Adding coke to perform blast furnace smelting on the sintered ore to obtain molten chrome-nickel iron and a byproduct slag, wherein the molten iron comprises the following components in percentage by weight: 2.5-4.5% of C, 2-4% of Cr, 1-3.5% of Ni, 0.5-5% of Si, 0.5-2% of Mn, 0.02-0.3% of S and 0.008-0.15% of P; al in the sintered ore₂O₃CaO and MgO are separated in the form of a by-product slag;

smelting in an electric arc furnace or a converter, and directly obtaining a chromium-nickel-containing steel billet after decarburization, dephosphorization, deoxidation and desulfurization, wherein the chromium-nickel-containing steel billet comprises the following components in percentage by weight: 0.03-0.5% of C, 0.5-1.3% of Cr, 1-4% of Ni, 0.05-0.50% of Si, 0.20-1.0% of Mn, less than or equal to 0.030% of S, less than or equal to 0.030% of P, and the balance of Fe and inevitable impurities.

2. The method for producing steel using waste low-grade ore instead of iron-rich ore as a raw material according to claim 1, wherein the step of adding silicomanganese and nickel-chromium alloy to the conventional iron-rich molten iron in the steel-making process to meet the demand of finished steel products is omitted.

3. The method for producing steel using waste low-grade ore as a raw material instead of iron-rich ore as claimed in claim 2, wherein part of chromium is removed together with phosphorus while removing phosphorus.
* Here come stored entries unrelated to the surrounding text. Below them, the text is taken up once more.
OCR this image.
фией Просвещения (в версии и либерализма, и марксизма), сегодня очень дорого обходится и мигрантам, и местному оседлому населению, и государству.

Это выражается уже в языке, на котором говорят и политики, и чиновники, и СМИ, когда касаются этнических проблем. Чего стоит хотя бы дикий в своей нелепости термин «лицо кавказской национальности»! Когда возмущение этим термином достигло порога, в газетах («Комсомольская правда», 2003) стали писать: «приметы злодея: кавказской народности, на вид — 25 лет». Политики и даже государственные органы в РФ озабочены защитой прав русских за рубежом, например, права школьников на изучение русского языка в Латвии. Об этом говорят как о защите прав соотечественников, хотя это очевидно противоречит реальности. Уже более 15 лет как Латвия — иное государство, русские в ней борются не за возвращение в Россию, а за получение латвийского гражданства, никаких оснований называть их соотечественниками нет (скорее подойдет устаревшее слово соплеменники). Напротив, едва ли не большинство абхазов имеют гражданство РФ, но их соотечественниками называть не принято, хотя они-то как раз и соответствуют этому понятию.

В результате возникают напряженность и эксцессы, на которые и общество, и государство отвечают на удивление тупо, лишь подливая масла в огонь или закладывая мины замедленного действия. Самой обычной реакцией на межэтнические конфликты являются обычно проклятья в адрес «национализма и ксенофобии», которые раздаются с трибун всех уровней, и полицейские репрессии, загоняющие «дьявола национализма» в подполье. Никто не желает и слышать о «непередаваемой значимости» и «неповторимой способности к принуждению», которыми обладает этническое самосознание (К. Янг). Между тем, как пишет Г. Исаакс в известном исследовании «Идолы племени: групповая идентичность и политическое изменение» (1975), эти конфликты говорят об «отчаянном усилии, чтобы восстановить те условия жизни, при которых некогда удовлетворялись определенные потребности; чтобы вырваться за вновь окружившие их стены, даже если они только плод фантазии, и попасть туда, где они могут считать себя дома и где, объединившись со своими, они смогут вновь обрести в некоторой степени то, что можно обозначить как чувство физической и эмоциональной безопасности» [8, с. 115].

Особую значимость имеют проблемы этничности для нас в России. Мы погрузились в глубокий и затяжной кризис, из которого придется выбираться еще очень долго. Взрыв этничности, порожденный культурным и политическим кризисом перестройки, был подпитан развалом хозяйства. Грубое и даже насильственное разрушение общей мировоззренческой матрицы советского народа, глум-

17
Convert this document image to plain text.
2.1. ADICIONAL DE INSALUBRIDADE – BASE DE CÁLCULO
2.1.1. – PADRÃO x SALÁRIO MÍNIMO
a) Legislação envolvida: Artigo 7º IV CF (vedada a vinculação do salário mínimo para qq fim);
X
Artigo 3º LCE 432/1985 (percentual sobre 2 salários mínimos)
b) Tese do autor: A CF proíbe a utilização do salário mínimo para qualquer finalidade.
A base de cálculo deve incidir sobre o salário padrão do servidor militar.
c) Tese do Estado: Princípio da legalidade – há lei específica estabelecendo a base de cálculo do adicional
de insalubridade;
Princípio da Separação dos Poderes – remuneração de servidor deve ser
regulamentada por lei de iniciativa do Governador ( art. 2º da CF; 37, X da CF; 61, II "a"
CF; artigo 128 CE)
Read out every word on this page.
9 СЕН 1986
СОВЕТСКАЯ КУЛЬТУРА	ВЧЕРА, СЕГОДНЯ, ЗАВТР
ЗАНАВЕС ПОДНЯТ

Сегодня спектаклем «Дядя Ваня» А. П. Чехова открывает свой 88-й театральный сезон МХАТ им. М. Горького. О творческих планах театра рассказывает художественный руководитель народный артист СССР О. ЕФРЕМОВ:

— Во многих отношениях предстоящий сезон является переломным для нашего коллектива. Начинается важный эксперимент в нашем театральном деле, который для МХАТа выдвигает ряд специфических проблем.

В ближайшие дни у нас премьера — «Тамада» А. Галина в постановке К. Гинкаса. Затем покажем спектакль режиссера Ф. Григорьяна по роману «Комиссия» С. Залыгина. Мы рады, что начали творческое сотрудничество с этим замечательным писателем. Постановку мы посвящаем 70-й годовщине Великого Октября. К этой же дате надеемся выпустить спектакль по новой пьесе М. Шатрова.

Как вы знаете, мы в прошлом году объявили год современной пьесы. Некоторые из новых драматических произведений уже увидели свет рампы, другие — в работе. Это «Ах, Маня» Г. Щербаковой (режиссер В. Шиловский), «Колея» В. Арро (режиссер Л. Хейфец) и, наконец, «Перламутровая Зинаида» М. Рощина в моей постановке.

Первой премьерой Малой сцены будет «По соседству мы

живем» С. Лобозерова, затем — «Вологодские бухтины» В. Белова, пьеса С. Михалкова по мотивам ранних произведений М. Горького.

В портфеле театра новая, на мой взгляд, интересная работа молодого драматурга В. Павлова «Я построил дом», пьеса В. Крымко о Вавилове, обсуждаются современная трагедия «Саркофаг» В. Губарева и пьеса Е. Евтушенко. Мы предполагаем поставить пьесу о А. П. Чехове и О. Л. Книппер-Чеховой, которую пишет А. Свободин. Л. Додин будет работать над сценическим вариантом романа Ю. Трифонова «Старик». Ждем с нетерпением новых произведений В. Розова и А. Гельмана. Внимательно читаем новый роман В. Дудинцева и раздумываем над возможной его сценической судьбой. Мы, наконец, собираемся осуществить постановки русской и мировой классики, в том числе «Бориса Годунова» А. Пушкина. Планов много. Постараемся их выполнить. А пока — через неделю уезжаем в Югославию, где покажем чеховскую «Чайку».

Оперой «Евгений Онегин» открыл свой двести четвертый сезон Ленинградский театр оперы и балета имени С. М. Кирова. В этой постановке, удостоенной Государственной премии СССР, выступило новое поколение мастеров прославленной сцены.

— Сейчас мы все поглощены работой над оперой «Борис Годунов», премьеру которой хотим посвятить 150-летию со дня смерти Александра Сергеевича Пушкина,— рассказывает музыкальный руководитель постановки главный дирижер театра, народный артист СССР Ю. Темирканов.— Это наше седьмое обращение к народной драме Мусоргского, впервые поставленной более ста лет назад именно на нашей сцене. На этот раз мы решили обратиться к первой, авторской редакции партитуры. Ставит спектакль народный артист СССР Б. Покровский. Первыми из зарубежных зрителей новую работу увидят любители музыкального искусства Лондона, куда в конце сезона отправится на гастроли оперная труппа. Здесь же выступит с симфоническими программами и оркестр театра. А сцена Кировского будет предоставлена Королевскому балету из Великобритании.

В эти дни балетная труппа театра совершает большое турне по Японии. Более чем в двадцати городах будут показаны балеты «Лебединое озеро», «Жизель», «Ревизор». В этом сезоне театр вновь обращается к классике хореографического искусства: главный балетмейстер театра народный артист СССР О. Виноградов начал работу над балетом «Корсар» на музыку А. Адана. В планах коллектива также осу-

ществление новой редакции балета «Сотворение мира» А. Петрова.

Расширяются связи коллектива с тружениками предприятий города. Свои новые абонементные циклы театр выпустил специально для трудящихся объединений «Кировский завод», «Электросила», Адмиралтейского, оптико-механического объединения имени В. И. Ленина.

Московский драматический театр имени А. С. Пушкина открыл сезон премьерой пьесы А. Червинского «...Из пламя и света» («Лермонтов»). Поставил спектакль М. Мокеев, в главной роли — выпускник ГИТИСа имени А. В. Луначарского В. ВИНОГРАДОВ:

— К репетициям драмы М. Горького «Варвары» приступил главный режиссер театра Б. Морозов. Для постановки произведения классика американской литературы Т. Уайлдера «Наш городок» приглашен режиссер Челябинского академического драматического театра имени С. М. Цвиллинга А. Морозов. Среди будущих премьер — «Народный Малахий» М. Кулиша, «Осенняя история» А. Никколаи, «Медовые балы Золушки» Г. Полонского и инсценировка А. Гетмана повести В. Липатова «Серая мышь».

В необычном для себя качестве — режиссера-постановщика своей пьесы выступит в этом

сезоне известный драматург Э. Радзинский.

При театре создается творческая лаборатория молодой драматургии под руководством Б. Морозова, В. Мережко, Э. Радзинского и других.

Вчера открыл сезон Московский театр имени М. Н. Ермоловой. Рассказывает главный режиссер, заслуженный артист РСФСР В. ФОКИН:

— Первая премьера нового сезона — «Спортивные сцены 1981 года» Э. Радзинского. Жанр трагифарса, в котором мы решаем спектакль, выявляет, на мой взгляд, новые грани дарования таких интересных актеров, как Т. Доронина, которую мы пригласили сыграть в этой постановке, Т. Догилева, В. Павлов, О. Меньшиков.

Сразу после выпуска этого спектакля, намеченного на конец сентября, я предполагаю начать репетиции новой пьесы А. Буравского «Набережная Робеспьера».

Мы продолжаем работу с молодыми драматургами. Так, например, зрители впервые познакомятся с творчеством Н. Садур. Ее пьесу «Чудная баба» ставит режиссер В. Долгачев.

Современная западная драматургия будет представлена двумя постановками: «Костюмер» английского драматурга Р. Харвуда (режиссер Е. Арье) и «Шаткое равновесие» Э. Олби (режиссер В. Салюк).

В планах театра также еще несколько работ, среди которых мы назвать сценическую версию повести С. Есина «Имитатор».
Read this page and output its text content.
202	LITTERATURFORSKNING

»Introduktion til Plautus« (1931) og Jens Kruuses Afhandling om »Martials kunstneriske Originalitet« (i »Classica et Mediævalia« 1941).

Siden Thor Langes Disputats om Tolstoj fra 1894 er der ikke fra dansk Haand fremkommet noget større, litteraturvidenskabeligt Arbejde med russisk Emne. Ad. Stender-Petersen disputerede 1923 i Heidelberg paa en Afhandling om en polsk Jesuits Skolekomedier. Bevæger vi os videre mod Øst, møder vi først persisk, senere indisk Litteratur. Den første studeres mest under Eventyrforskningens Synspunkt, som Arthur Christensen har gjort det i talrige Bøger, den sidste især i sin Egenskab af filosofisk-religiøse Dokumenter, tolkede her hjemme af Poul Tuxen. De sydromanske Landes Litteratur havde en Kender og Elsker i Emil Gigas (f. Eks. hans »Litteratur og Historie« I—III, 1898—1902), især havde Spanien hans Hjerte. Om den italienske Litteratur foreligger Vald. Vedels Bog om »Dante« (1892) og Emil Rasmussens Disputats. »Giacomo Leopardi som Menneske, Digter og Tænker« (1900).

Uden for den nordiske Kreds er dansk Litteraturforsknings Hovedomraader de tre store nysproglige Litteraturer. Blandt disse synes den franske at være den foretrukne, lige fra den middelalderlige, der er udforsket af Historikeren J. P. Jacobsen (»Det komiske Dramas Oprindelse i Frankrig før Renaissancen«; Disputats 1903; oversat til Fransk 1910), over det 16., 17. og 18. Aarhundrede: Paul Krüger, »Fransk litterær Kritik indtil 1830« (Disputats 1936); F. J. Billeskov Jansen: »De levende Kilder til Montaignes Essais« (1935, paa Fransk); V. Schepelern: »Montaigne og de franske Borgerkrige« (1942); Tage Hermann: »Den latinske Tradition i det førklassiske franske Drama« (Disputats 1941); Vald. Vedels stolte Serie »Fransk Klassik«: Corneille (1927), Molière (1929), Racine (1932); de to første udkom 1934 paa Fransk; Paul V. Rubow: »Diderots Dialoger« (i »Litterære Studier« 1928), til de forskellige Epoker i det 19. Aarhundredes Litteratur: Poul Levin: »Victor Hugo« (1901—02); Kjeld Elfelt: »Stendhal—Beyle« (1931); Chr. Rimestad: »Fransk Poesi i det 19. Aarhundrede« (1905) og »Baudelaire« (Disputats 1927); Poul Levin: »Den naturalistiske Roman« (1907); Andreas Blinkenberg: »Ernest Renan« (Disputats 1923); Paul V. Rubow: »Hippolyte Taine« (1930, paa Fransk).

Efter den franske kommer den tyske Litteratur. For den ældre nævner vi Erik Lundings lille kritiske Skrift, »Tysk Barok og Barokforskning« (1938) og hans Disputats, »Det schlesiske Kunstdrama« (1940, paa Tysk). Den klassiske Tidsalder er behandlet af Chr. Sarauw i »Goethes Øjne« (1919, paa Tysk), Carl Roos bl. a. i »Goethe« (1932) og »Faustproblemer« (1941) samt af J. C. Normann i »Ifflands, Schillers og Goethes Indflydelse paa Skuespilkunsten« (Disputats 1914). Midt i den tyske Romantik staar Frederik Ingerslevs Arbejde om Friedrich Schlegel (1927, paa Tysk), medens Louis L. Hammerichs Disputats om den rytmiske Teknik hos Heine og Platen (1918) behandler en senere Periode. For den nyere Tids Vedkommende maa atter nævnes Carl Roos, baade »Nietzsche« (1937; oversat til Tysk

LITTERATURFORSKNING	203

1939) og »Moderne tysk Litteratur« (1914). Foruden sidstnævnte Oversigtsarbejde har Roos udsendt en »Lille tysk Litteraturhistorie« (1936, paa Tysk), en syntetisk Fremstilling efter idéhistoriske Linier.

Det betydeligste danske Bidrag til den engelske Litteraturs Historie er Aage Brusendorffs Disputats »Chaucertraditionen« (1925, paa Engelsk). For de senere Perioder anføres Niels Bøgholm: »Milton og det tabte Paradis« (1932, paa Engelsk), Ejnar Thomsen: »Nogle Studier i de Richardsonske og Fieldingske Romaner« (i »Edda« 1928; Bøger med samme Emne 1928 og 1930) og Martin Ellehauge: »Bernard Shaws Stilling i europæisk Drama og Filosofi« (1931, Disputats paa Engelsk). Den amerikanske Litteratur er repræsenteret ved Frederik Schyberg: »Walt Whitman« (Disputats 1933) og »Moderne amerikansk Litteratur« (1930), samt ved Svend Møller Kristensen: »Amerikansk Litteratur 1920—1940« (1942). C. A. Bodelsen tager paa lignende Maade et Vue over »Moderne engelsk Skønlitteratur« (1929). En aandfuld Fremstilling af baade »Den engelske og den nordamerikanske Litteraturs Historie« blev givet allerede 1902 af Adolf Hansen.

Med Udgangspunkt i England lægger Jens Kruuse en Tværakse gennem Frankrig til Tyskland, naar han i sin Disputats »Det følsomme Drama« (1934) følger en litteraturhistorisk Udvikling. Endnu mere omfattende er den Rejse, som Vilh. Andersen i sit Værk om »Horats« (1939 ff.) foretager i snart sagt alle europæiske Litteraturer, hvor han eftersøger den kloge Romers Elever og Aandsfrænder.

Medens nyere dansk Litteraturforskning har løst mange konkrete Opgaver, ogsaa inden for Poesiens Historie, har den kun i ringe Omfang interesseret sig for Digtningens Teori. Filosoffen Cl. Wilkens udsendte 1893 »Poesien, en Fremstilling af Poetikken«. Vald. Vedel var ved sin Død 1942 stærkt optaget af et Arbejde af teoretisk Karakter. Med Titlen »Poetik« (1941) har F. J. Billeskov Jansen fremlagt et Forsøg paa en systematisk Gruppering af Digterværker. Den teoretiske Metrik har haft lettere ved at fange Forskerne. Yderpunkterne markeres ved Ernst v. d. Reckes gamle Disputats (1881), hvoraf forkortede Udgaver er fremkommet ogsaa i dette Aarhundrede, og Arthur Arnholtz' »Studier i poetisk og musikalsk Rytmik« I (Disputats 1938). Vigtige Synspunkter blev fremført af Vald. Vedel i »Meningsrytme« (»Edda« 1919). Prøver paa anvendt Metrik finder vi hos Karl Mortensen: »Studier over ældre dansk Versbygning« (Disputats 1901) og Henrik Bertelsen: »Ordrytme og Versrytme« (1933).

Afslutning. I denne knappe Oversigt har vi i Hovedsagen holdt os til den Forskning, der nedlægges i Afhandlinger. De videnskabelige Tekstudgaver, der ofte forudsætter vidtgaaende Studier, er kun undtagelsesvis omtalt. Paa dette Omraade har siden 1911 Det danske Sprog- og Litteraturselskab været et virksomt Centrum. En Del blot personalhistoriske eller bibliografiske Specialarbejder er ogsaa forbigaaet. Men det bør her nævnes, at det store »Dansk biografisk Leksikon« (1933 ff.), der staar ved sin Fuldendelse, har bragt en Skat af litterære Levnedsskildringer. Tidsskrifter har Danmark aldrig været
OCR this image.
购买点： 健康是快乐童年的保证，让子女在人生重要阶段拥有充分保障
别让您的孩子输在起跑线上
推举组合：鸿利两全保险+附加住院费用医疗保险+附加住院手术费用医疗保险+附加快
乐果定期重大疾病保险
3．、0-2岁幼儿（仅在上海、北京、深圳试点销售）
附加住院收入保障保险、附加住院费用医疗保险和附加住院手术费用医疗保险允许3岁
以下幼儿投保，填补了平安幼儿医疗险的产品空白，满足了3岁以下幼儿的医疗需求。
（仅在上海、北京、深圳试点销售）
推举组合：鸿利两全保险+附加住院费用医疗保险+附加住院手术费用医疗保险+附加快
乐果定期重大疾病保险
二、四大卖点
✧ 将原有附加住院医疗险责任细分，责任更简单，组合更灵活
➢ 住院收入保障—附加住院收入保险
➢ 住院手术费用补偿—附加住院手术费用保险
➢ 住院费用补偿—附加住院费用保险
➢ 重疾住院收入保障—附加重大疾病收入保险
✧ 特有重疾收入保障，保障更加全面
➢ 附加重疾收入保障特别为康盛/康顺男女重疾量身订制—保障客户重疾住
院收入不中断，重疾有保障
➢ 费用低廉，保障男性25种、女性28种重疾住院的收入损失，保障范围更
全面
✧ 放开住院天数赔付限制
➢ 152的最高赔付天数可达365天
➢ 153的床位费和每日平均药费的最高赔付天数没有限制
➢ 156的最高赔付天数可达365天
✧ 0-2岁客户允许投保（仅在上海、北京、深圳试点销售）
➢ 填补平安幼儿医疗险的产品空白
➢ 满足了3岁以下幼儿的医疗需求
4. The method for producing steel using waste low-grade ore instead of iron-rich ore as a raw material according to any one of claims 1 to 3, characterized in that G20Cr2Ni4, 37CrNi3, 30CrNi3, 20CrNi3, 34CrNi3Mo, 34Cr2Ni4MoV, 34CrNi3Mo6, 12CrNi3, 25Cr2Ni4Mo, 30Cr2Ni4Mo, 18Cr2Ni4W, 34CrNi3Mo7-2, 25Cr2Ni4MoV, 12Cr2Ni4, 30Cr2Ni4MoV, 24CrNi3MoV, Ni2024, or NAK80 is produced using the chrome-nickel slab. 40CrNi, 45CrNi, G20CrNi2Mo, 20CrNiMo, 32CrNi, 20CrNi, GCr15Ni, 17CrNiMo6(H), 17Cr2Ni2H, 14CN5, 19CN5, 30Cr2Ni2Mo, 40CrNiMo (A), 12CrNi2, 20CrNi2, 8620H, 20CrNi2Mo, 34CrNiMo6(34CrNiMo), 40CrNi2Mo, 17CrNi6, 5CrNiMo, 36CrNi2Mo4, 25CrNiMo, 60CrNiMo, 17Cr2Ni2Mo, 09MnNiD, 17CrNiMo6-4, 13CrNiMoV, 3Cr2NiMo, 4340, 136, 18CrNi6-6H, 17CrNi 6-6856H, 18CrNi6-6H, 18 CrNiCrNi 6-6856, 6-6, 6 CrNiC 6, 6 CrNiCr 2 NiCl 6-6, NCK 6, 3Cr2, 6, K6, 6853 Cr2 CrNiCZ-6, 6853, K6, K6, 6853 CrNiCZ-6, K6, 6853 CrNiCZ-6853 CrNi2Mo, 6, K6, K6853, K6, K6853 CrNi2Mo, K6, K6853 CrNi2Mo, K6, K6853 CrNi2Mo, K6, K6853 CrNi2Mo, K6853 CrNi 2K 6, K6853 CrNi2Mo, K6853 CrNi2Mo, K6, K6853 CrNi 2K 6, K6853 CrNi 2K 6, K6853 CrNi 2K.

5. The method for producing steel using waste low-grade ore as a raw material instead of iron-rich ore according to any one of claims 1 to 3, wherein the alloying elements of Si, Mn, Ni and Cr in the steel slab are derived from the raw material in addition to other alloying elements required by the steel type.